Recommended Action Steps
To address the current deficiencies in behavioral health care, provide equity and reduce total health care costs, The Path Forward recommends specific steps employers, health insurers, and providers can take to ensure implementation of five key reforms. These include increased access to affordable and effective in-network specialty behavioral providers; early detection of behavioral conditions and tracking of clinical outcomes; use of the evidence-based collaborative care model in primary care settings; expanded access to tele-behavioral health services; and compliance with the federal parity law.

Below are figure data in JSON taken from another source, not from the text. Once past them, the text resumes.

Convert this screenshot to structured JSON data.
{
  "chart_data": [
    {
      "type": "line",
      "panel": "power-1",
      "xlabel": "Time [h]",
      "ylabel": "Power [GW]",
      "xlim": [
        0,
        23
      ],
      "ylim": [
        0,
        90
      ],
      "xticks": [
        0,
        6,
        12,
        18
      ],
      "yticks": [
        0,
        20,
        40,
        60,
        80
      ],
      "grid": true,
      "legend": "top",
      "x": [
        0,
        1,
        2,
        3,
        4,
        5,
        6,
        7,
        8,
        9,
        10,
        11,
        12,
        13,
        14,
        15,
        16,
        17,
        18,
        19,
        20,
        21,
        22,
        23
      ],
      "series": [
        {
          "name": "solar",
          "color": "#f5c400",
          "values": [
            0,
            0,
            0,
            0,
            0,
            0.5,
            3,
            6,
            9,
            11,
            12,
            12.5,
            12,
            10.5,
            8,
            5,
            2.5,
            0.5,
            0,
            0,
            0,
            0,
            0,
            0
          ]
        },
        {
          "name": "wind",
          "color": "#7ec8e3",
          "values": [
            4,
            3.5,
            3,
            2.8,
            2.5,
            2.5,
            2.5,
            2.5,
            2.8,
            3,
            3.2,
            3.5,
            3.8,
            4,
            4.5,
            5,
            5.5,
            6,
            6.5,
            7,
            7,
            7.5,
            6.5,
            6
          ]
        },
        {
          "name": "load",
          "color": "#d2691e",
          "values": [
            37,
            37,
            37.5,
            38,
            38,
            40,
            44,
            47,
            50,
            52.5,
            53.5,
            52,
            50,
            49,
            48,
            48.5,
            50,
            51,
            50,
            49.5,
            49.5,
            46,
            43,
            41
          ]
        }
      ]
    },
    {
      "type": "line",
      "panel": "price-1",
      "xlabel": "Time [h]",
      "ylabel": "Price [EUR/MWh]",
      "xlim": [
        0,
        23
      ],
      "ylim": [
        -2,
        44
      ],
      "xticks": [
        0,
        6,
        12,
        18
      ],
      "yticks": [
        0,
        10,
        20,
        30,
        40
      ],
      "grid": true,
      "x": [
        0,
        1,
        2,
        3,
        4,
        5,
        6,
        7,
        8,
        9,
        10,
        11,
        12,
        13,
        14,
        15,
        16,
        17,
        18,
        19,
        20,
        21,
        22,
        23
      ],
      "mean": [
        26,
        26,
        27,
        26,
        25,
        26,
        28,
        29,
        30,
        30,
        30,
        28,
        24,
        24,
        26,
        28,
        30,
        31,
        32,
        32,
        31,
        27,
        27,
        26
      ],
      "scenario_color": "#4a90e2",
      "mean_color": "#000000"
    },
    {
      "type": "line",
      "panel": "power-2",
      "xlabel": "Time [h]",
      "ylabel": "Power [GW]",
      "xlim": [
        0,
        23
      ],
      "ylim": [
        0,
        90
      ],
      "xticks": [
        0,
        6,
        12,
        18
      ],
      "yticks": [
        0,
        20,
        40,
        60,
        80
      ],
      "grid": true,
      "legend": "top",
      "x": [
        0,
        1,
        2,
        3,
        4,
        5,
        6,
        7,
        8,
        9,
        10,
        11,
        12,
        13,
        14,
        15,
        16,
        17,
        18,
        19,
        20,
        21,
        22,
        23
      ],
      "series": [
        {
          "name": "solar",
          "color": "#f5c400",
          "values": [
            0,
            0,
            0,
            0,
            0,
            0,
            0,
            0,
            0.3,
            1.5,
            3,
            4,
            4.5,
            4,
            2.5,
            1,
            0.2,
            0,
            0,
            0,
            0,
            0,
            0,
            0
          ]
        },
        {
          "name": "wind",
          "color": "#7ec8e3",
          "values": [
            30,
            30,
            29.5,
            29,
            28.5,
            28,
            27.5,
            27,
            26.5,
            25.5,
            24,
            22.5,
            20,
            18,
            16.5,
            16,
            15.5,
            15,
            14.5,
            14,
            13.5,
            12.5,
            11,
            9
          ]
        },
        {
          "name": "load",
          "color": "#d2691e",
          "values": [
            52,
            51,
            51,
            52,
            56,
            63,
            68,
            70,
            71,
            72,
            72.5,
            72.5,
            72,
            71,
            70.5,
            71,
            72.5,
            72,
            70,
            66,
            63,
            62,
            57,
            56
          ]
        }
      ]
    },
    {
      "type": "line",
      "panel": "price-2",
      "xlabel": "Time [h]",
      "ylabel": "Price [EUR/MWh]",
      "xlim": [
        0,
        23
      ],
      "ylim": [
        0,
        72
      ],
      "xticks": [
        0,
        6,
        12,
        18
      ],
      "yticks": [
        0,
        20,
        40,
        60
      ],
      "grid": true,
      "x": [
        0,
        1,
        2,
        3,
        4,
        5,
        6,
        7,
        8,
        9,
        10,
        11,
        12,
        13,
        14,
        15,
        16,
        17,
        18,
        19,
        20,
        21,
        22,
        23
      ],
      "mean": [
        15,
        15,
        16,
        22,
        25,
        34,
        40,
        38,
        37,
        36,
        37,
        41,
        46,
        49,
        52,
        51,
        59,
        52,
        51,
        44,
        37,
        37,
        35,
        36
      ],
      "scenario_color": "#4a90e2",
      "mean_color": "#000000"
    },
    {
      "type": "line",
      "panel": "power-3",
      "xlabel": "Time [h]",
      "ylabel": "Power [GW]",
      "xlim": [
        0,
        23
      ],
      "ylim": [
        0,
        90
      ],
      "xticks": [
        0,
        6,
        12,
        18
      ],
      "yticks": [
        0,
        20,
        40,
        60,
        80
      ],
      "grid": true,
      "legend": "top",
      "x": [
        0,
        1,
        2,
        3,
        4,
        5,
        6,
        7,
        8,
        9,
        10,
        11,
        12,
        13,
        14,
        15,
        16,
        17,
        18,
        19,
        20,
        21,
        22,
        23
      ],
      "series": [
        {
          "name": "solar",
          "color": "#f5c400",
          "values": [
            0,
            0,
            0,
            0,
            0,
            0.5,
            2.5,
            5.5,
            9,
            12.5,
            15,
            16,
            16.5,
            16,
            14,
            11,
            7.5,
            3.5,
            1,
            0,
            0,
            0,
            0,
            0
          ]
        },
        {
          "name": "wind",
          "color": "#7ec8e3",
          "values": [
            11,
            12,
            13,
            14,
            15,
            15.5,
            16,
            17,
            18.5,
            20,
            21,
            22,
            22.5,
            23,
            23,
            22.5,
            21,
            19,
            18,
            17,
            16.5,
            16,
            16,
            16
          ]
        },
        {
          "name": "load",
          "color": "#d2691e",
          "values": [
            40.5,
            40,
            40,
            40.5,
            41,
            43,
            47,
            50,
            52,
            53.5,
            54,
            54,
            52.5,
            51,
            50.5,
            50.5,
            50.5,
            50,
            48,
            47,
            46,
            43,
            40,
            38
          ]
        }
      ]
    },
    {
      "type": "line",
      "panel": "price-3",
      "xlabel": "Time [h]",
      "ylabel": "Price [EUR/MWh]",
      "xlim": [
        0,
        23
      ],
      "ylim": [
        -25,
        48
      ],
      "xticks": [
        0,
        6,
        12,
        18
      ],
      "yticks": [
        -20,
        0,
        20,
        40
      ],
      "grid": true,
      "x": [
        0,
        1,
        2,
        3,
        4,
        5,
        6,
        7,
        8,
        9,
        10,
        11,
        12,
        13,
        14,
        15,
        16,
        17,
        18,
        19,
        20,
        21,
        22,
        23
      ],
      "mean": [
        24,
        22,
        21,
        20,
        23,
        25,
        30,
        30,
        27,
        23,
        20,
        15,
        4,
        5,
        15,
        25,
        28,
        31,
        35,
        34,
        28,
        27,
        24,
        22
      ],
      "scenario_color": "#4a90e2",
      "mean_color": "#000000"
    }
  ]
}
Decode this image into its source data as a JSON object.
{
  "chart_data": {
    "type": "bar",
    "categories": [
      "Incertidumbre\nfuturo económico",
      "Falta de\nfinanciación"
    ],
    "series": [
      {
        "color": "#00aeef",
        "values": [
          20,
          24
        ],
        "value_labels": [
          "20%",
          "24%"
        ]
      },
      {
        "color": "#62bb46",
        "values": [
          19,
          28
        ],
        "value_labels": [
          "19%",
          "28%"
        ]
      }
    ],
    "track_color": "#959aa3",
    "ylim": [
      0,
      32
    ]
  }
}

The current crisis in behavioral health is tragic for human reasons, and this study makes it clear that it is for financial reasons as well,” said John Miller, Executive Director of the MidAtlantic Business Group on Health. “The Path Forward provides a road map to address this challenge, and all employers should rally behind it. We can achieve equitable access to high-quality mental health care, and we need to do it now.”
About the Report
The report was developed by Milliman, Inc., an independent actuarial and research institution. Milliman researchers analyzed 2017 claims data for 21 million individuals with 12 months of eligibility for commercial medical and prescription drug coverage, aged 2 through 64, from all 50 states and D.C., across all care settings.
About The Path Forward for Mental Health and Substance Use
The Path Forward is a first-of-its kind private sector initiative to drive market-based improvements in behavioral health treatment and health care equity for all Americans. The Path Forward recommends implementation of five evidence-based reforms to improve access to effective, affordable, and timely behavioral health treatment, and reduce total health care costs. A key element of this multi-stakeholder initiative is the creation of a Regional Employer Stakeholder Engagement Team (RESET) in eight key regions (CA, FL, KS, MD/DC/VA, MN, NY/NJ/CT, TN, TX) to leverage the influence of business coalitions, and their employer and other purchaser members. The Path Forward’s partners are the National Alliance of Healthcare Purchaser Coalitions, Meadows Mental Health Policy Institute, American Psychiatric Association Foundation Center for Workplace Mental Health, American Psychiatric Association, and The Bowman Family Foundation.
Together, the MidAtlantic Business Group on Health and the Mental Health Association of Maryland lead the Path Forward initiative in the MidAtlantic region.